Piero, deliberato ad obbedirle in tutto e per tutto, si avviò al divanetto indicatogli. Sentì subito di esser l’oggetto di una sollecita e rispettosa curiosità. Tutti bisbigliavano, mostrandoselo con occhi tra paurosi e servili. Lo colmavano d’insoliti riguardi. Una signora, che discorreva coi preti, si alzò e gli offrì il posto; un ufficiale raccattò un guanto ch’egli s’era lasciato cadere e glielo porse; i dottori tacquero rispettosi e si tirarono indietro per dargli il passo. Piero volea, dapprima, non disturbar la signora, raccattar da sè il guanto, cansare i dottori che del resto non gli attraversavano niente affatto la via, ma capì che la cosa sarebbe stata una sgarberia, capì che proprio da lui aspettavasi il compimento di chi sa mai qual rito terribile, e che per conseguenza doveva accettare, senza far motto, i servigi di tutti. Pigliò il guanto dall’ufficiale, occupò il posto cedutogli dalla signora, posò le grosse mani sulle ginocchia, e stette così immobile come un idolo, dicendosi che così appunto doveva essere, e che, a non voler commettere scioccherie o sbadataggini, gli bisognava rinunziare a qualunque personale iniziativa e darsi in completa balìa di coloro che lo guidavano.

Di lì a qualche minuto, entrò il principe Basilio, maestoso, eretta la testa, ornato il petto di tre decorazioni. Girò gli occhi intorno, che pareano nella faccia smagrita più grandi del solito. Si accostò a Piero, gli prese la mano (il che non avea fatto mai), e gliela tirò in giù, come per provare se era bene attaccata al polso.

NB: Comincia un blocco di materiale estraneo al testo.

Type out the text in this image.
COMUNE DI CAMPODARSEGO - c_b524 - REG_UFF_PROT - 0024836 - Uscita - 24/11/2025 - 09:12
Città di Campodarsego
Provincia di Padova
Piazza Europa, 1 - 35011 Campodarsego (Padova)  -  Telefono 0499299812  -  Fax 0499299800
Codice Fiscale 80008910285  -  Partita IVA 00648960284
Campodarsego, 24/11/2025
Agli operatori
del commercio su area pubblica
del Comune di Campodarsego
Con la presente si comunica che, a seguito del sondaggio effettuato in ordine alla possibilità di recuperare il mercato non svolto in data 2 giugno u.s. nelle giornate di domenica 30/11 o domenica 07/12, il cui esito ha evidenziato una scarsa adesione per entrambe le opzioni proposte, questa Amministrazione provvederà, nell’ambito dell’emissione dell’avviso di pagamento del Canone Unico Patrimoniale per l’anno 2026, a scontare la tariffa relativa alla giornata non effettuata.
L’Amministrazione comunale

— Siate uomo, amico mio. Ha voluto che vi si chiamasse. Era giusto, doveroso, – e fece atto di allontanarsi.

— E come va, – balbettò Piero trattenendolo, – come va la salute di... del...

Non sapeva se chiamarlo conte o mio padre.

— Ancora un colpo mezz’ora fa. Coraggio, amico mio, siate uomo!

Piero era così confuso, che alla parola colpo, si figurò trattarsi di una percossa. Sbarrò tanto d’occhi, e solo dopo un poco, gli balenò l’idea che il colpo poteva essere una malattia. Il principe Basilio intanto, susurrate due parole al dottore, si avviò in punta di piedi alla porta. Non era buono a camminar così, epperò dondolava e torcevasi con tutto il corpo. Dopo di lui, entrò la principessina maggiore, e sulle orme di lei passarono i preti, i chierici, i servi. Si udì di là dalla porta un movimento, e finalmente ne venne fuori la Drubezkoi, pallida, smarrita, ma più che mai risoluta all’adempimento del suo doloroso dovere. Accostatasi a Piero, lo prese per mano..

— La misericordia del Signore è inesauribile. Comincia l’estrema unzione. Venite, venite...

Piero macchinalmente la seguì, non senza notare che anche l’ufficiale, la signora, ed altri ed altri tra servi ed estranei gli tenevan dietro, come se oramai non ci fosse più bisogno di domandar licenza per entrare in quella camera.